In theory, this works, but we haven’t seen it in action.

For now, there’s no plans to take this to market, and indeed this relatively small company seemed a little shocked by all the attention they were getting. They’ll likely be looking for a partnership or investor company to take this forward if it’s to become a commercial product.

Why would you want this system? Well, apart from the lack of derailleur, and the efficiency, there’s little limit on the number of gears they could have – the flat arrangement means there’s no running out of hub space. In addition, the makers think you could completely encase the whole system, keeping it away from mud and grime. They also reckon the weight could be as good or lighter than a high end road drivetrain.

Espresso or filter grind?

Encasing the whole things sounds to us like a very good idea, even if it were only for use in the road. Given the trouble getting disc brakes past the UCI, can you imagine the difficulty getting this giant coffee grinder meets cheese grater meets food processor approved?!

It’s a different way of seeing the world, and whether it works out or it doesn’t, it’s always interesting to see engineers looking at things from a completely different perspective instead of just tweaking round the edges.

Check out the video to see it in motion.

 

Comments (7)

  1. “When Engineers think differently”.

    “Engineers” you say?

    Er, no transmission engineer worth their salt would design a gear box where the primary tooth loads are resolved (or attempted to be resolved) orthagonally to the primary structural axis!

    If you have no idea what that ^^ means, then you too, should not be attempting to design any transmission system either……… 😉

  2. MT care to expand for those of us who are not transmission gurus, thanks Paul

  3. It’s 99% efficient, according to an outfit who charge £250 for a set of jockey wheels and claim they save you 9 watts. Forgive me if I detect a slight whiff of bollocks.

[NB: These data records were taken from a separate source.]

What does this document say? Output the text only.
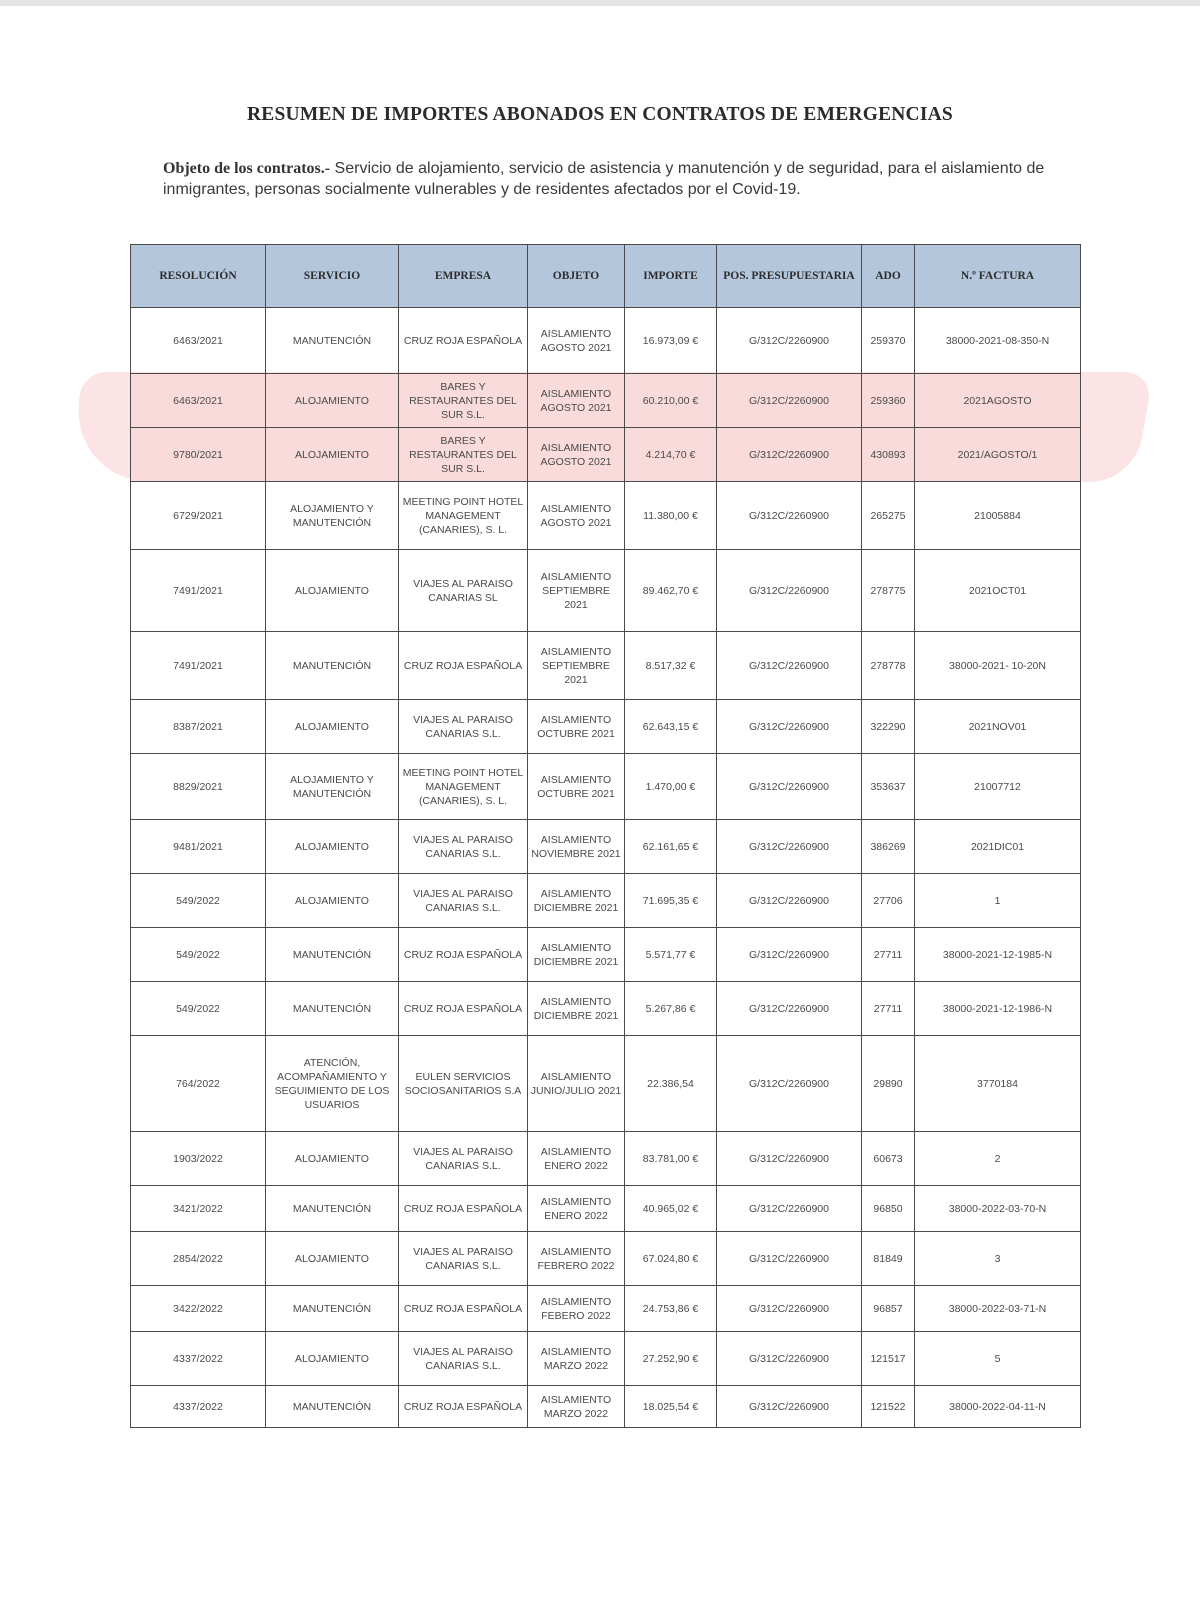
RESUMEN DE IMPORTES ABONADOS EN CONTRATOS DE EMERGENCIAS
Objeto de los contratos.- Servicio de alojamiento, servicio de asistencia y manutención y de seguridad, para el aislamiento de inmigrantes, personas socialmente vulnerables y de residentes afectados por el Covid-19.
RESOLUCIÓN	SERVICIO	EMPRESA	OBJETO	IMPORTE	POS. PRESUPUESTARIA	ADO	N.º FACTURA
6463/2021	MANUTENCIÓN	CRUZ ROJA ESPAÑOLA	AISLAMIENTO AGOSTO 2021	16.973,09 €	G/312C/2260900	259370	38000-2021-08-350-N
6463/2021	ALOJAMIENTO	BARES Y RESTAURANTES DEL SUR S.L.	AISLAMIENTO AGOSTO 2021	60.210,00 €	G/312C/2260900	259360	2021AGOSTO
9780/2021	ALOJAMIENTO	BARES Y RESTAURANTES DEL SUR S.L.	AISLAMIENTO AGOSTO 2021	4.214,70 €	G/312C/2260900	430893	2021/AGOSTO/1
6729/2021	ALOJAMIENTO Y MANUTENCIÓN	MEETING POINT HOTEL MANAGEMENT (CANARIES), S. L.	AISLAMIENTO AGOSTO 2021	11.380,00 €	G/312C/2260900	265275	21005884
7491/2021	ALOJAMIENTO	VIAJES AL PARAISO CANARIAS SL	AISLAMIENTO SEPTIEMBRE 2021	89.462,70 €	G/312C/2260900	278775	2021OCT01
7491/2021	MANUTENCIÓN	CRUZ ROJA ESPAÑOLA	AISLAMIENTO SEPTIEMBRE 2021	8.517,32 €	G/312C/2260900	278778	38000-2021- 10-20N
8387/2021	ALOJAMIENTO	VIAJES AL PARAISO CANARIAS S.L.	AISLAMIENTO OCTUBRE 2021	62.643,15 €	G/312C/2260900	322290	2021NOV01
8829/2021	ALOJAMIENTO Y MANUTENCIÓN	MEETING POINT HOTEL MANAGEMENT (CANARIES), S. L.	AISLAMIENTO OCTUBRE 2021	1.470,00 €	G/312C/2260900	353637	21007712
9481/2021	ALOJAMIENTO	VIAJES AL PARAISO CANARIAS S.L.	AISLAMIENTO NOVIEMBRE 2021	62.161,65 €	G/312C/2260900	386269	2021DIC01
549/2022	ALOJAMIENTO	VIAJES AL PARAISO CANARIAS S.L.	AISLAMIENTO DICIEMBRE 2021	71.695,35 €	G/312C/2260900	27706	1
549/2022	MANUTENCIÓN	CRUZ ROJA ESPAÑOLA	AISLAMIENTO DICIEMBRE 2021	5.571,77 €	G/312C/2260900	27711	38000-2021-12-1985-N
549/2022	MANUTENCIÓN	CRUZ ROJA ESPAÑOLA	AISLAMIENTO DICIEMBRE 2021	5.267,86 €	G/312C/2260900	27711	38000-2021-12-1986-N
764/2022	ATENCIÓN, ACOMPAÑAMIENTO Y SEGUIMIENTO DE LOS USUARIOS	EULEN SERVICIOS SOCIOSANITARIOS S.A	AISLAMIENTO JUNIO/JULIO 2021	22.386,54	G/312C/2260900	29890	3770184
1903/2022	ALOJAMIENTO	VIAJES AL PARAISO CANARIAS S.L.	AISLAMIENTO ENERO 2022	83.781,00 €	G/312C/2260900	60673	2
3421/2022	MANUTENCIÓN	CRUZ ROJA ESPAÑOLA	AISLAMIENTO ENERO 2022	40.965,02 €	G/312C/2260900	96850	38000-2022-03-70-N
2854/2022	ALOJAMIENTO	VIAJES AL PARAISO CANARIAS S.L.	AISLAMIENTO FEBRERO 2022	67.024,80 €	G/312C/2260900	81849	3
3422/2022	MANUTENCIÓN	CRUZ ROJA ESPAÑOLA	AISLAMIENTO FEBERO 2022	24.753,86 €	G/312C/2260900	96857	38000-2022-03-71-N
4337/2022	ALOJAMIENTO	VIAJES AL PARAISO CANARIAS S.L.	AISLAMIENTO MARZO 2022	27.252,90 €	G/312C/2260900	121517	5
4337/2022	MANUTENCIÓN	CRUZ ROJA ESPAÑOLA	AISLAMIENTO MARZO 2022	18.025,54 €	G/312C/2260900	121522	38000-2022-04-11-N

  4. The primary structural support for the transmission on a standard bike is the chainstays. With a normal transmission the chainline is working along the same plane as the chainstays. In this design the power is applied at 90 degrees to the chainstay and also 90 degrees to the input of the power at the cranks.

    It also looks like the transmission would be through a really limited area of basically a single tooth on the shaft and the transmission rings.

    Still it certainly has an interesting aesthetic

  5. Rich unless I’m mistaken the shaft does not have teeth, it has roller beareings at each end to engage the chain wheel and pseudo cassette

  6. But the bearings are engaging the teeth on the pseudo cassette, but unlike a chain, which will wrap around almost half of the sprocket the bearing are only engaging one tooth on the pseudo cassette. I can’t see how this isn’t a potential weakness

  7. Putting what @maxtorque said into plain English: it’d rip itself apart under load.